By John Christoffersen
Associated Press State & Local Wire
May 29, 2001

Bridgeport Bishop William E. Lori apologized to high school students Tuesday in response to the arrest last week of their spiritual director in an Internet sex sting.

Authorities in Westchester County, N.Y., said the Rev. John J. Castaldo, 42, engaged in sexually explicit online conversations during April and May. Castaldo said he was a gym teacher, gave out his phone number and described the explicit sexual activity he wanted to engage in to an undercover agent posing as a 14-year-old boy, authorities said.

He was charged with trying to send indecent material to a minor, which is punishable by up to four years in prison. Castaldo was arrested and arraigned Thursday and released without bail.

Castaldo was chaplain for the 425 students at Trinity Catholic High School in Stamford. The diocese immediately relieved Castaldo of his assignment at Trinity Catholic and as a resident priest at St. Maurice Parish in Stamford.

Castaldo was supposed to celebrate a Mass Tuesday for graduating seniors, but Lori took his place because of the arrest.

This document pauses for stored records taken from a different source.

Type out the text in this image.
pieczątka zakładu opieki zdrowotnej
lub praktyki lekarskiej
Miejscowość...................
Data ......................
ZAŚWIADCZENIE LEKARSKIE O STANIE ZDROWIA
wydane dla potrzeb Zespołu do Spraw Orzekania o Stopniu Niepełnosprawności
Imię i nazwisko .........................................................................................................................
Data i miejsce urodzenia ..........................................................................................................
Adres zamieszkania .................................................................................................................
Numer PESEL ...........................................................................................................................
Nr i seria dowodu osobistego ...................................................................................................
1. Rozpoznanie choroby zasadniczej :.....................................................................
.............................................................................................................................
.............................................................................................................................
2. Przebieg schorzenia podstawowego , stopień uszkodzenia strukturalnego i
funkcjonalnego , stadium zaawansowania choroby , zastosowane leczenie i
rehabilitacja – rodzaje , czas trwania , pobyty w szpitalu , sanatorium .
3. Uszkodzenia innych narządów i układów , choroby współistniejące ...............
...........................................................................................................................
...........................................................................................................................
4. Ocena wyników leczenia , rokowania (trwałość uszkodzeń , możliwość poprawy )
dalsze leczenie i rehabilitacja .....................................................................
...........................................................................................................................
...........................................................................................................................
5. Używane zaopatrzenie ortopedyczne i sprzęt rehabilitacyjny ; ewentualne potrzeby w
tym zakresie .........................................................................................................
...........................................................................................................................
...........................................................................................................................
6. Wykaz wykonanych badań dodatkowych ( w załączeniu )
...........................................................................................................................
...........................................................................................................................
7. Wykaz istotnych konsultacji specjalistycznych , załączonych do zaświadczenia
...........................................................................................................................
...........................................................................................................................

"I wanted to be present to you tonight to pray with you, to encourage you, to share your joy but also to share your sorrow," Lori said in his homily. "I also want to come before you to assure you of my deep concern, to offer you my sincerest apologies, and to express my bedrock commitment to respond to this situation as openly and fairly as I can - aided, of course, by your prayers and your support."

In a news conference following the Mass, Lori acknowledged that students might feel betrayed over the arrest.

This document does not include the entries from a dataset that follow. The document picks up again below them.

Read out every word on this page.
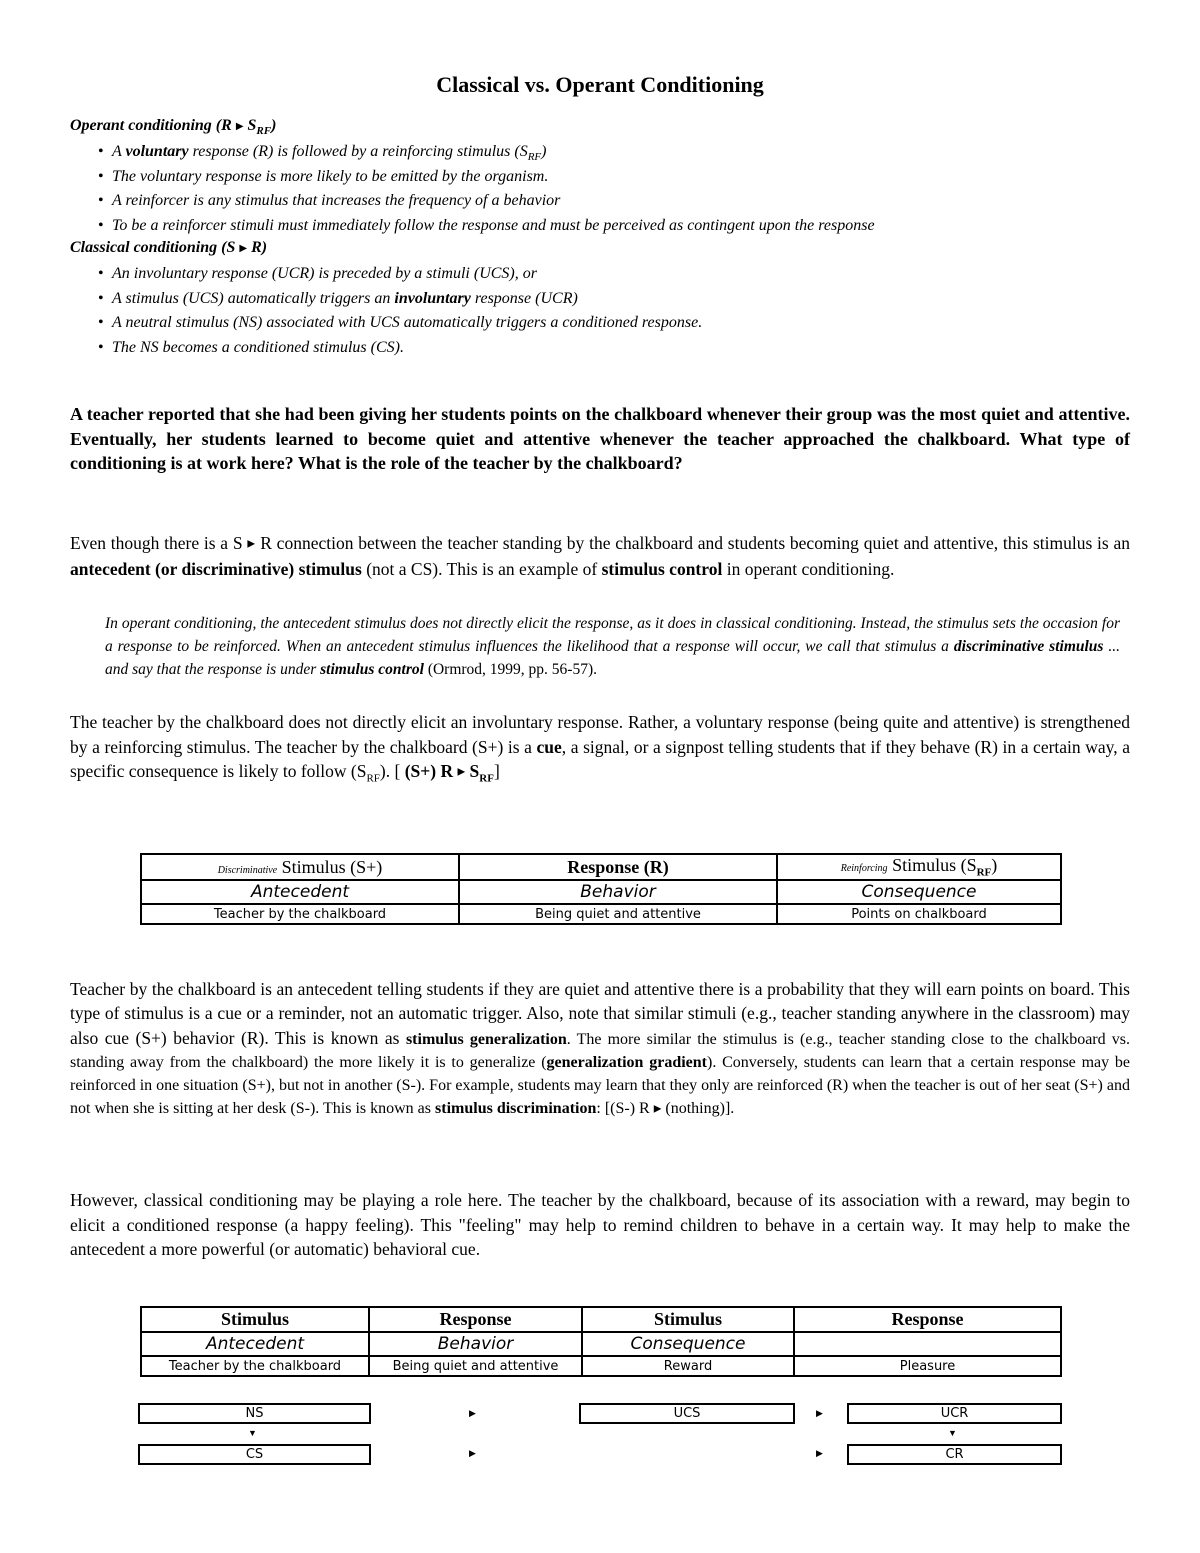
Classical vs. Operant Conditioning
Operant conditioning (R ▶ $S_{RF}$)
• A voluntary response (R) is followed by a reinforcing stimulus $(S_{RF})$
• The voluntary response is more likely to be emitted by the organism.
• A reinforcer is any stimulus that increases the frequency of a behavior
• To be a reinforcer stimuli must immediately follow the response and must be perceived as contingent upon the response
Classical conditioning (S ▶ R)
• An involuntary response (UCR) is preceded by a stimuli (UCS), or
• A stimulus (UCS) automatically triggers an involuntary response (UCR)
• A neutral stimulus (NS) associated with UCS automatically triggers a conditioned response.
• The NS becomes a conditioned stimulus (CS).
A teacher reported that she had been giving her students points on the chalkboard whenever their group was the most quiet and attentive. Eventually, her students learned to become quiet and attentive whenever the teacher approached the chalkboard. What type of conditioning is at work here? What is the role of the teacher by the chalkboard?
Even though there is a S ▶ R connection between the teacher standing by the chalkboard and students becoming quiet and attentive, this stimulus is an antecedent (or discriminative) stimulus (not a CS). This is an example of stimulus control in operant conditioning.
In operant conditioning, the antecedent stimulus does not directly elicit the response, as it does in classical conditioning. Instead, the stimulus sets the occasion for a response to be reinforced. When an antecedent stimulus influences the likelihood that a response will occur, we call that stimulus a discriminative stimulus ... and say that the response is under stimulus control (Ormrod, 1999, pp. 56-57).
The teacher by the chalkboard does not directly elicit an involuntary response. Rather, a voluntary response (being quite and attentive) is strengthened by a reinforcing stimulus. The teacher by the chalkboard (S+) is a cue, a signal, or a signpost telling students that if they behave (R) in a certain way, a specific consequence is likely to follow $(S_{RF})$. [ (S+) R ▶ $S_{RF}$]
Discriminative Stimulus (S+)	Response (R)	Reinforcing Stimulus $(S_{RF})$
Antecedent	Behavior	Consequence
Teacher by the chalkboard	Being quiet and attentive	Points on chalkboard
Teacher by the chalkboard is an antecedent telling students if they are quiet and attentive there is a probability that they will earn points on board. This type of stimulus is a cue or a reminder, not an automatic trigger. Also, note that similar stimuli (e.g., teacher standing anywhere in the classroom) may also cue (S+) behavior (R). This is known as stimulus generalization. The more similar the stimulus is (e.g., teacher standing close to the chalkboard vs. standing away from the chalkboard) the more likely it is to generalize (generalization gradient). Conversely, students can learn that a certain response may be reinforced in one situation (S+), but not in another (S-). For example, students may learn that they only are reinforced (R) when the teacher is out of her seat (S+) and not when she is sitting at her desk (S-). This is known as stimulus discrimination: [(S-) R ▶ (nothing)].
However, classical conditioning may be playing a role here. The teacher by the chalkboard, because of its association with a reward, may begin to elicit a conditioned response (a happy feeling). This "feeling" may help to remind children to behave in a certain way. It may help to make the antecedent a more powerful (or automatic) behavioral cue.
Stimulus	Response	Stimulus	Response
Antecedent	Behavior	Consequence	
Teacher by the chalkboard	Being quiet and attentive	Reward	Pleasure
NS ▶	UCS ▶	UCR
▼
▼
CS ▶ ▶	CR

"Many of them loved Father Castaldo very much," Lori said.

The diocese had not received previous complaints of sexual misconduct involving Castaldo, Lori said. Counselors have been meeting with students, but no evidence has emerged of sexual misconduct at Trinity Catholic, Lori said.

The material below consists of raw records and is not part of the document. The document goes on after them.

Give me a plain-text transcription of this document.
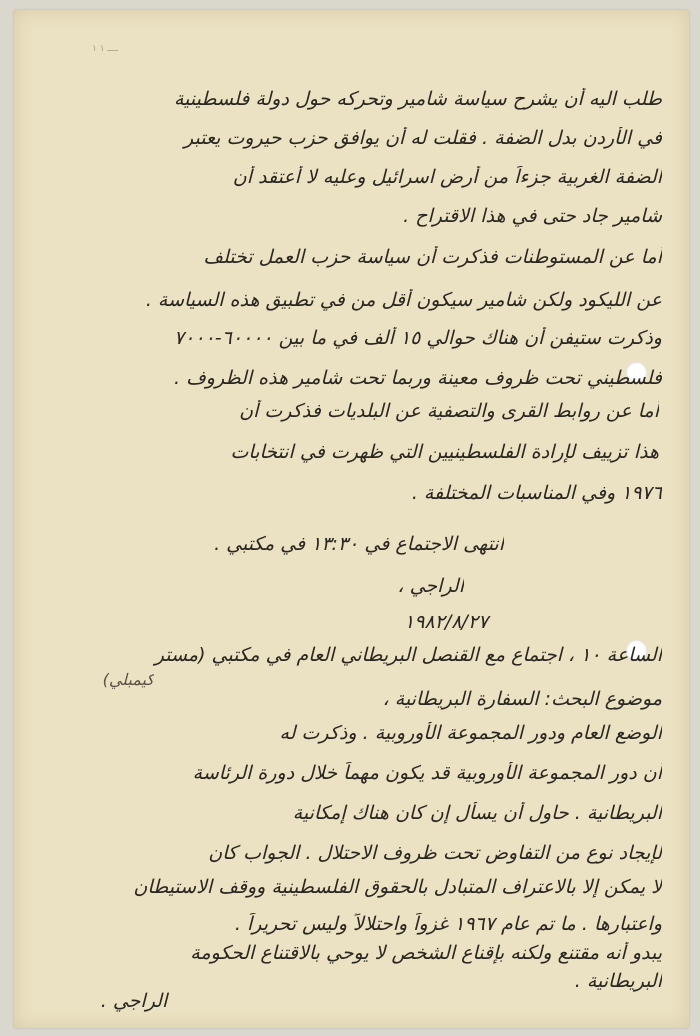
ــــ ١ ١
طلب اليه أن يشرح سياسة شامير وتحركه حول دولة فلسطينية
في الأردن بدل الضفة . فقلت له أن يوافق حزب حيروت يعتبر
الضفة الغربية جزءاً من أرض اسرائيل وعليه لا أعتقد أن
شامير جاد حتى في هذا الاقتراح .
أما عن المستوطنات فذكرت أن سياسة حزب العمل تختلف
عن الليكود ولكن شامير سيكون أقل من في تطبيق هذه السياسة .
وذكرت ستيفن أن هناك حوالي ١٥ ألف في ما بين ٦٠٠٠٠-٧٠٠٠
فلسطيني تحت ظروف معينة وربما تحت شامير هذه الظروف .
أما عن روابط القرى والتصفية عن البلديات فذكرت أن
هذا تزييف لإرادة الفلسطينيين التي ظهرت في انتخابات
١٩٧٦ وفي المناسبات المختلفة .
انتهى الاجتماع في ١٣:٣٠ في مكتبي .
الراجي ،
١٩٨٢/٨/٢٧
الساعة ١٠ ، اجتماع مع القنصل البريطاني العام في مكتبي (مستر
كيمبلي)
موضوع البحث: السفارة البريطانية ،
الوضع العام ودور المجموعة الأوروبية . وذكرت له
أن دور المجموعة الأوروبية قد يكون مهماً خلال دورة الرئاسة
البريطانية . حاول أن يسأل إن كان هناك إمكانية
لإيجاد نوع من التفاوض تحت ظروف الاحتلال . الجواب كان
لا يمكن إلا بالاعتراف المتبادل بالحقوق الفلسطينية ووقف الاستيطان
واعتبارها . ما تم عام ١٩٦٧ غزواً واحتلالاً وليس تحريراً .
يبدو أنه مقتنع ولكنه بإقناع الشخص لا يوحي بالاقتناع الحكومة
البريطانية .
الراجي .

Jimmy Marini, an 18-year-old senior, said after Mass the arrest cast "a little" shadow over the graduation.

"Everyone thinks it's sort of sick," Marini said.

Lori said the arrest should not cloud the achievements of the Class of 2001.

Castaldo had been at Trinity Catholic for two years. Before that, he served at parishes in Newtown and New Fairfield, diocese officials said.

Castaldo's arrest follows a civil financial settlement in March of lawsuits filed against the Bridgeport Diocese over an eight-year period by 26 plaintiffs. The claims involved allegations of sexual abuse by six priests beginning in the late 1960s and continuing until the early 1990s.

Most of the victims were altar boys or belonged to church youth organizations. Diocesan officials acknowledged abuse took place and apologized.

Lori, who was installed as bishop a week after the settlement, said at the time that one of his major responsibilities would be to promote healing after the settlement. He acknowledged that the latest allegation was a setback, but defended the diocese's existing policy for handling such cases.

"I wish there was a fail safe method," Lori said. "The church is not a collection of prefabricated saints."